Table 2. Feature comparison between different solutions.

Feature	Our Proposal	Other 1 [21]	Other 2 [22]
Unified backend API	Yes	Yes	Yes
Unified data model	Yes	Yes	Yes
Extensible data model	Yes	No	No
Self-sovereign identity [23] compatibility	Yes	No	No
Network fork resistant	Yes	No	No
Privileged nodes	No	No	Yes
Decentralized	Yes, trustless federation	Yes	Yes
Blockchain only	No, but compatible	Yes	Yes
Low operational costs	Yes	No	No
Anonymity	Yes, ZK cryptography	No	No
Service provider autonomy	Yes	No	No
User interface development autonomy	Yes	Partially	Partially
User mobility between service providers	Yes	Locked to a smart contract	Locked to a smart contract
Can services run offline	Yes	No	No

, our solution was designed to support blockchain technologies without being dependent on them while being backwards compatible (HTTP Rest APIs). Blockchain-exclusive applications require a synchronized node. Mobile applications for these would depend on external services to access blockchain data and commit transactions. Thus, the single point of failure present in centralized services is merely hidden. IPFS can be integrated into mobile applications or web pages directly. Any parking provider depending on smart contracts will lose control in favor of the owner of the unified solution contract.

4. Conclusions

The proposed trustless federated model increases the possibility of accessing a planetary smart parking infrastructure. A consistent data model will facilitate data exchange between Parking Providers, and the protocol will act as an abstraction layer between the technology and the human interface. The usage of IPFS (InterPlanetary File System) lowers operational costs, increases service resilience, and decentralizes the network of smart parking solutions. Static data (parking description, configuration, and statistics) can be addressed by CIDs (content identifiers) and be distributed over IPFS, so that data are moved closest to users. Even if the server that published certain information is offline, other peers that have cached the content can serve it. This proposed smart parking network is resilient by design.

We used a graph model to map the trust between the members of the smart parking network. In the future, this can be replaced with a blockchain ledger—a necessary step to make the jump from a city with multiple systems to an intelligent system that enables smart cities.

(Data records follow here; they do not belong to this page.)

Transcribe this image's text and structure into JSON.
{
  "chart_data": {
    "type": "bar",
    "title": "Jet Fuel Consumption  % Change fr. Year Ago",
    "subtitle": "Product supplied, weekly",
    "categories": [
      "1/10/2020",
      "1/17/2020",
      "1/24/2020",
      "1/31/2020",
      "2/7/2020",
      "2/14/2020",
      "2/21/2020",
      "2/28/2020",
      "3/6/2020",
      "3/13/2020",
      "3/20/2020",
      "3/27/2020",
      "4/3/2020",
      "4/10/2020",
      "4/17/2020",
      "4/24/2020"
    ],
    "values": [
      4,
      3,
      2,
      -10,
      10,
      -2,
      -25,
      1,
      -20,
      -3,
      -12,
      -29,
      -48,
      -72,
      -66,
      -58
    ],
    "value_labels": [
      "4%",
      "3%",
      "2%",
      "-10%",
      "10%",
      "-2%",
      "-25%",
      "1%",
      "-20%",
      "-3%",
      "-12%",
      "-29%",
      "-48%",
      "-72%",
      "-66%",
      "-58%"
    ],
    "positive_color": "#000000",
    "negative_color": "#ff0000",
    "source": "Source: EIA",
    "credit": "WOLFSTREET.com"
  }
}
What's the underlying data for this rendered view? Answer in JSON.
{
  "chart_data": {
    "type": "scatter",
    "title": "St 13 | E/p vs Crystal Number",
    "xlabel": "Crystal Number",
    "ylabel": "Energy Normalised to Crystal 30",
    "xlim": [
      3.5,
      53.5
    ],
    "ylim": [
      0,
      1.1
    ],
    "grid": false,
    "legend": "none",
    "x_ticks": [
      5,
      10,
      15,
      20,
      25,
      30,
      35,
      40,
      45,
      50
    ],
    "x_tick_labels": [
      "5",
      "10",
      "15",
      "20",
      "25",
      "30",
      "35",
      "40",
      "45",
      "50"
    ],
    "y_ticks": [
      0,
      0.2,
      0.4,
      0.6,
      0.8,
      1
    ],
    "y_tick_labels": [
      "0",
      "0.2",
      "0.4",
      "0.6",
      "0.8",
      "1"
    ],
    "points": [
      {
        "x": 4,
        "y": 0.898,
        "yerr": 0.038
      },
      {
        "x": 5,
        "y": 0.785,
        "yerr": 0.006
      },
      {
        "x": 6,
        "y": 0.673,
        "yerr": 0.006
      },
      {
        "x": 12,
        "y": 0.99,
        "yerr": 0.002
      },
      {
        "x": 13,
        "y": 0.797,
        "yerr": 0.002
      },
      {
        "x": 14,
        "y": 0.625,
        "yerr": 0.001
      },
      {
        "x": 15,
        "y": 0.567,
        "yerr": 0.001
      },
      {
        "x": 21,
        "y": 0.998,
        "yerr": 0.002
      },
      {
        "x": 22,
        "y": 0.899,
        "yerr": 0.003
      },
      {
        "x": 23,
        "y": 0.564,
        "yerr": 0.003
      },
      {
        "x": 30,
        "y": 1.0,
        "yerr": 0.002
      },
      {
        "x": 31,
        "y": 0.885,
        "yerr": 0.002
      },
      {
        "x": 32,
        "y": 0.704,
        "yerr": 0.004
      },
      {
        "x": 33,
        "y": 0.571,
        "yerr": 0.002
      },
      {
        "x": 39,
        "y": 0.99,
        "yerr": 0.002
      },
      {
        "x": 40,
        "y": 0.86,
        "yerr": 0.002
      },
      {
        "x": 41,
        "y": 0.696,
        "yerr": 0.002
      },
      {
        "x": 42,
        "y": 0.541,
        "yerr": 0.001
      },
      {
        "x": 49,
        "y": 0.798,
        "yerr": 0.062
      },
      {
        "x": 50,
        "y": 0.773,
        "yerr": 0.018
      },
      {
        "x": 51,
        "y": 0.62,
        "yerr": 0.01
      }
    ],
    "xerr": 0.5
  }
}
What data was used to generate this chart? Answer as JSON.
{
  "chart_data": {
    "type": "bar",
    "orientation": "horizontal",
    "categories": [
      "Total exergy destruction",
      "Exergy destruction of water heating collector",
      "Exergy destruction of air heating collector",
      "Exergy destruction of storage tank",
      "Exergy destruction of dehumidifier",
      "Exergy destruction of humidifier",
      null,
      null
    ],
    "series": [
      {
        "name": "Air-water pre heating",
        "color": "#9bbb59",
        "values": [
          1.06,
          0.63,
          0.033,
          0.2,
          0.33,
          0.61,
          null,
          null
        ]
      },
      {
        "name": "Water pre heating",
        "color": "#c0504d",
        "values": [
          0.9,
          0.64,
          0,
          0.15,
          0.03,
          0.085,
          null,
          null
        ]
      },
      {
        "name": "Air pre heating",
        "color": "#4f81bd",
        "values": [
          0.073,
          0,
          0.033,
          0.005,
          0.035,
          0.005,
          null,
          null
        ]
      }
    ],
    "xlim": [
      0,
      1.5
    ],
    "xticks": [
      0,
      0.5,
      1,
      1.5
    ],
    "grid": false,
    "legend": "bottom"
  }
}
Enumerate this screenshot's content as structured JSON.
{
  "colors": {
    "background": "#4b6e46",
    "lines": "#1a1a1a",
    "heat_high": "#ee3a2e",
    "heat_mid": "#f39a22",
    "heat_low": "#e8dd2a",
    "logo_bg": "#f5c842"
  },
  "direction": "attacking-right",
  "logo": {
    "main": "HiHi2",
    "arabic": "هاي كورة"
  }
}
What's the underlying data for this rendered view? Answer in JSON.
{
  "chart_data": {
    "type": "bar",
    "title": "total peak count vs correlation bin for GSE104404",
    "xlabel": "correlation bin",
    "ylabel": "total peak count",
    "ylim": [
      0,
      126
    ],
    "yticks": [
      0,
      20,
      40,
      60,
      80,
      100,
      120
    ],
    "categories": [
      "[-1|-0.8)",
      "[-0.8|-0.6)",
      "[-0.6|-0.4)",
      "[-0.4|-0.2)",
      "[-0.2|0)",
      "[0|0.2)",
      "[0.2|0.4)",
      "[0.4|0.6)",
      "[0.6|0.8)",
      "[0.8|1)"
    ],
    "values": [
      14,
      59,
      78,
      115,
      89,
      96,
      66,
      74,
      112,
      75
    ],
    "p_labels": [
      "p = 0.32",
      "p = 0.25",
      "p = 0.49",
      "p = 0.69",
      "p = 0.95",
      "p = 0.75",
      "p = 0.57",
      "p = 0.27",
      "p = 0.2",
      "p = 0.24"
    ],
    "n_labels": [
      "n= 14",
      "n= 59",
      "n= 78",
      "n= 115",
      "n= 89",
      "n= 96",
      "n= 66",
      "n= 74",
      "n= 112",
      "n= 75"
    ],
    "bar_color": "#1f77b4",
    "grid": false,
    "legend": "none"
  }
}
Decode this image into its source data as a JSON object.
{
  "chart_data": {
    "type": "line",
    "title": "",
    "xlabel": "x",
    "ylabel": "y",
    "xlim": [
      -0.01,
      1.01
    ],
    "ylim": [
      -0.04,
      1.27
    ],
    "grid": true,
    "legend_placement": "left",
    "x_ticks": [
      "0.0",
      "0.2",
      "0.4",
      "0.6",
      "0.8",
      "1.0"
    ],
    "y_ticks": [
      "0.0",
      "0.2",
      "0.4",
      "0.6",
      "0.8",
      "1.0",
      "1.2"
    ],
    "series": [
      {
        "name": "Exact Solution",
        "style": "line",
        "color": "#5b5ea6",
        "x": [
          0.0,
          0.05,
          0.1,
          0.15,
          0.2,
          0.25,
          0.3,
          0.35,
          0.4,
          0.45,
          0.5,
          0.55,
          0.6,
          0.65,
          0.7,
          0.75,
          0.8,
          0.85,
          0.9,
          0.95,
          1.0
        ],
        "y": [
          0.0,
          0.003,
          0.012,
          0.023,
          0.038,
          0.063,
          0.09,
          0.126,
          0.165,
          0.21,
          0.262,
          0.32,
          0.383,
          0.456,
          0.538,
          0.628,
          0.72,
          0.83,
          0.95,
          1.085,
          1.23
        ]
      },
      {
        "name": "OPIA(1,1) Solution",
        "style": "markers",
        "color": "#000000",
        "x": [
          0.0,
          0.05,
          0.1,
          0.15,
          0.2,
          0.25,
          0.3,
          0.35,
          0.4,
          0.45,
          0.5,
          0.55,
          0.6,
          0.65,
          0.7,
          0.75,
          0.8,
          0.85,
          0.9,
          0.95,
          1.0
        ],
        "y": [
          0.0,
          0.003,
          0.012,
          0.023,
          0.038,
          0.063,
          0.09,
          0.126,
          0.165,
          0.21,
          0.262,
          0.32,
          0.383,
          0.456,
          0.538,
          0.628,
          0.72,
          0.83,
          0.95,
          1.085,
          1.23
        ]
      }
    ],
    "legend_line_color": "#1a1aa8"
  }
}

Users benefit from increased privacy because of the federated identity protocol based on Zero Knowledge Cryptography. Each identity can be blockchain based in the future. Users can trust the platform and privately use third party services without changing the interface (web app, mobile app, etc.). We explained different methods to protect the services from abuse and to isolate bad actors.

The final result is a decentralized complex system with simple interactions. IPSAN (InterPlanetary Smart Parking Architecture NOW) has the possibility to improve itself with the data it generates as a network of service providers for the benefit of both shareholders and stakeholders.